Uma das apostas dos produtores baianos para incentivar a retomada de produção e a valorização do cacau é a obtenção do selo de indicação geográfica Cacau Cabruca Sul da Bahia. O projeto deve ser encaminhado até o fim do ano ao Ministério da Agricultura, que solicitara o título para o Instituto Nacional de Proteção Intelectual.

Segundo Adriana Reis, bióloga, especialista em qualidade de cacau no Instituto Cabruca, a ideia é proteger o patrimônio histórico-cultural e sua relação com a conservação do ambiente. “Com a vassoura de bruxa, muitos preferiram desmatar. Esse selo vai proteger a cabruca ao colocar valor no seu produto”, diz.

É o primeiro passo de um objetivo ousado – conquistar um selo de denominação de origem, que certifica produtos de locais específicos e reconhecidos por sua qualidade. Um exemplo no Brasil são os vinhos produzido no Vale dos Vinhedos, no Rio Grande do Sul.
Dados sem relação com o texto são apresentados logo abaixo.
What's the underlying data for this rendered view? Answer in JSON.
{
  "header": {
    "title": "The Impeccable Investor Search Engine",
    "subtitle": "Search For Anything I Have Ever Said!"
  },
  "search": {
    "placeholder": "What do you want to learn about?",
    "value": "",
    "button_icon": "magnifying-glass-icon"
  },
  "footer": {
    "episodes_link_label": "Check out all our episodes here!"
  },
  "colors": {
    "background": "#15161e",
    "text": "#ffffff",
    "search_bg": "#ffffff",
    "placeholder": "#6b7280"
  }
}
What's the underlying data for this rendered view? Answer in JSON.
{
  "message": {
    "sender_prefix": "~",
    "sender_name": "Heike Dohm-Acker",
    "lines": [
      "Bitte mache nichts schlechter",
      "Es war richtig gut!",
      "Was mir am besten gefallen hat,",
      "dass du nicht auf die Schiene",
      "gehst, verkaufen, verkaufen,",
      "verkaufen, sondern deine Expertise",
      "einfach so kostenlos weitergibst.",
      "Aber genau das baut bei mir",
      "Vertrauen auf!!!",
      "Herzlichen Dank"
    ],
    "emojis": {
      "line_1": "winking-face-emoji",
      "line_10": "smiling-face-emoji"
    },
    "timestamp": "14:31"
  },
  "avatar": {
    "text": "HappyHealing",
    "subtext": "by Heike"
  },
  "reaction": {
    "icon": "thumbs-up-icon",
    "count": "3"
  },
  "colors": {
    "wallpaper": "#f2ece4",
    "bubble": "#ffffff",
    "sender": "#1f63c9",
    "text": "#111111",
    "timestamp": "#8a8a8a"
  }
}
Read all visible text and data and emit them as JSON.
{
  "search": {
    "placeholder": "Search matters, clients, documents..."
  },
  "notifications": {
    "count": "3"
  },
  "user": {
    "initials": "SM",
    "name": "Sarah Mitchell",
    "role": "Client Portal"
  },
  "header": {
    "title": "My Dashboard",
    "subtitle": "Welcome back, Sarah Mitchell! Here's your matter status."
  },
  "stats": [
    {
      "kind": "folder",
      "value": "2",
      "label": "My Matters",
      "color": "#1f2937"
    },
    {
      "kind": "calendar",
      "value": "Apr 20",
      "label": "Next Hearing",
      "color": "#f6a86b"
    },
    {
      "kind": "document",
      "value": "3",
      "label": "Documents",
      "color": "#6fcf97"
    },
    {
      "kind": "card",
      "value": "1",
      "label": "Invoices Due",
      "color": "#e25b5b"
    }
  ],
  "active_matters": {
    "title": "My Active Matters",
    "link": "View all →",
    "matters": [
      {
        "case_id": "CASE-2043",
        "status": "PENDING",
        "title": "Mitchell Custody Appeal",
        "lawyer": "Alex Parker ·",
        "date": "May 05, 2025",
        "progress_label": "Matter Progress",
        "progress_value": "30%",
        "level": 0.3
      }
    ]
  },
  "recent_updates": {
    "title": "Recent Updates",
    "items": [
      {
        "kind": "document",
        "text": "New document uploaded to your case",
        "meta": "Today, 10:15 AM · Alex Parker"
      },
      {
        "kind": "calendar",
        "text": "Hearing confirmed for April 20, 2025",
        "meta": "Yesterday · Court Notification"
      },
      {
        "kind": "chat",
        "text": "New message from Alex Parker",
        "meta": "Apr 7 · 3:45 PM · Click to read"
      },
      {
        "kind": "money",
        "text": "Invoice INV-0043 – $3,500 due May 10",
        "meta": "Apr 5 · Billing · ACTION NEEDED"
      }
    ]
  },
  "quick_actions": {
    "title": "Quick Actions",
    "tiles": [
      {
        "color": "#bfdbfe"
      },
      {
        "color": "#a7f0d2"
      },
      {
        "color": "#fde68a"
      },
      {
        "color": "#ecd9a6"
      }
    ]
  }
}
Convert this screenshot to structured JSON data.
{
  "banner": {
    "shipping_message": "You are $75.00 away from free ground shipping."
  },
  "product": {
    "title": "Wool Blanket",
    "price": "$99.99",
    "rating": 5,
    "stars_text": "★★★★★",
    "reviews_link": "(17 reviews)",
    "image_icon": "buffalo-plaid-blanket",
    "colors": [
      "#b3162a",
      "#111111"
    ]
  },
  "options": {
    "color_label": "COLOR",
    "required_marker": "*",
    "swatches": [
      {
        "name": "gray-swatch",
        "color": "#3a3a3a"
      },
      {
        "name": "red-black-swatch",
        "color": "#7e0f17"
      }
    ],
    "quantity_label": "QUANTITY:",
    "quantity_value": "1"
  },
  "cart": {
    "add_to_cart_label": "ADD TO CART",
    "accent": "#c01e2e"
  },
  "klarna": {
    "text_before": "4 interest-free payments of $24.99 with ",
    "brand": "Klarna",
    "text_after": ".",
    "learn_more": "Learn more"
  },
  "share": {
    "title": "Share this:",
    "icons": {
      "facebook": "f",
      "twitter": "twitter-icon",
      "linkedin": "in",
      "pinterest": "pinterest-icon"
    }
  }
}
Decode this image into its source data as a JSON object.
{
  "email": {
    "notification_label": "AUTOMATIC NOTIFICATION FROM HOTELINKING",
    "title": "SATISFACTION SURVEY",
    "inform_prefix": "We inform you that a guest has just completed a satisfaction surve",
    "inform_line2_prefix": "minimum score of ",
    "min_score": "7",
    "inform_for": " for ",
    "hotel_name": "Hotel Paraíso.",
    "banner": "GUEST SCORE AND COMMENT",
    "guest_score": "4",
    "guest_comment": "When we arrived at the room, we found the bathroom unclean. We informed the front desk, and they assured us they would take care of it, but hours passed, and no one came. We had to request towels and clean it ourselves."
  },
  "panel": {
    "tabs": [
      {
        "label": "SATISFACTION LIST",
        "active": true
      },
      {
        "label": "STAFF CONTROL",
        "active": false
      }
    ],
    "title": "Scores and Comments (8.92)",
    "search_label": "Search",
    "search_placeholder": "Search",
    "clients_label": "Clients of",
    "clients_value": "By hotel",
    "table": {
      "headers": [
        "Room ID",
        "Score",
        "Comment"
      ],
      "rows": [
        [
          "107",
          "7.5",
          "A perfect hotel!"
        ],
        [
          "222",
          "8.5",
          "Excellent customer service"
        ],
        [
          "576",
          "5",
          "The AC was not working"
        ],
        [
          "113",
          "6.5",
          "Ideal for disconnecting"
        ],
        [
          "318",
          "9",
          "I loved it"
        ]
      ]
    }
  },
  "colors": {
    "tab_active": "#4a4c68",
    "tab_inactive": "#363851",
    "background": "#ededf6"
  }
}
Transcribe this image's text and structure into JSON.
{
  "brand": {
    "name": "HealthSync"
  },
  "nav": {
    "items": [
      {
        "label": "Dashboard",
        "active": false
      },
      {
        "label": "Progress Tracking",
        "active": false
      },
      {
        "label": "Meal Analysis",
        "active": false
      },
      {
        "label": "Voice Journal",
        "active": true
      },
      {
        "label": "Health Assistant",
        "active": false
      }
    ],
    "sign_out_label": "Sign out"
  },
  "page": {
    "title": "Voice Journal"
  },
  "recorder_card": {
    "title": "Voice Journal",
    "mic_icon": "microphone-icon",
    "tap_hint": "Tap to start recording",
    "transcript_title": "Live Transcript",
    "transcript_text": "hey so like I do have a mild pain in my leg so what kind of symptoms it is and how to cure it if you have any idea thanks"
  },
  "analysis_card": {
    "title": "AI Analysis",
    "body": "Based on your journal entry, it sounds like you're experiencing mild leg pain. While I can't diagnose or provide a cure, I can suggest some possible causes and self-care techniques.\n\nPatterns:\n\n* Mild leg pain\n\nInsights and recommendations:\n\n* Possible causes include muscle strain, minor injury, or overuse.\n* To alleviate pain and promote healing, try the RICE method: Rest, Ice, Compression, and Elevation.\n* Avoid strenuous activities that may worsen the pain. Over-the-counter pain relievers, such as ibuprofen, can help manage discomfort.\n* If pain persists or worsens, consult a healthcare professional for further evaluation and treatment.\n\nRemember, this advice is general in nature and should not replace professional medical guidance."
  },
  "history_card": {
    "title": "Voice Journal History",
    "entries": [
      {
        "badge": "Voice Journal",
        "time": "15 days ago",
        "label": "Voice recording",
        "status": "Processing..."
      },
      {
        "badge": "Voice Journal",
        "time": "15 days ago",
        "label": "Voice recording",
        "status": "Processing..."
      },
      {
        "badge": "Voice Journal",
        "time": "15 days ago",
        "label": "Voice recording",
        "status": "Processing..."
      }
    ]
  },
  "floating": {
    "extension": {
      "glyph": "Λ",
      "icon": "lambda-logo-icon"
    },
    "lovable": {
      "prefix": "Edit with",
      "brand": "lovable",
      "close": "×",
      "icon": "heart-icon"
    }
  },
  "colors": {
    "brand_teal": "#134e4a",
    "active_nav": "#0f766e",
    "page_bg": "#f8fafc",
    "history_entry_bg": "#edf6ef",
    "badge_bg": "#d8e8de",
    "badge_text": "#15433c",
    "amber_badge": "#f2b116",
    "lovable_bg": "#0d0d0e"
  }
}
A indicação geográfica é relativamente mais fácil de obter porque ela reconhece fama e origem, fatores que Jorge Amado e as novelas da Globo contribuíram para disseminar. A qualidade atestada pela denominação de origem já é um indicador mais difícil de provar.

Produtores que se dedicam a produzir cacau fino e chocolate gourmet a partir do sistema cabruca já conquistaram o público internacional e prêmios por suas amêndoas e usam a cabruca como elemento de marketing. Há também chocolateiros estrangeiros que preferem as sementes nacionais por sua relação com a proteção do ambiente, mas caberá à ciência bater o martelo.

Para isso, o Instituto Cabruca, em parceria com Universidade de Hamburgo (Alemanha), vai comparar a qualidade do cacau cabruca com o plantado a pleno sol. “A gente imagina que o cabruca tem mais qualidade, porque isso tem a ver com solo, com a ciclagem de nutrientes. A pleno sol não tem isso. Queremos provar que é diferente em termos de qualidade sensorial”, diz Adriana. E se não o resultado não for esse? “É um risco. Mas não pode ser… Ele é mesmo muito diferente”, diz, esperançosa.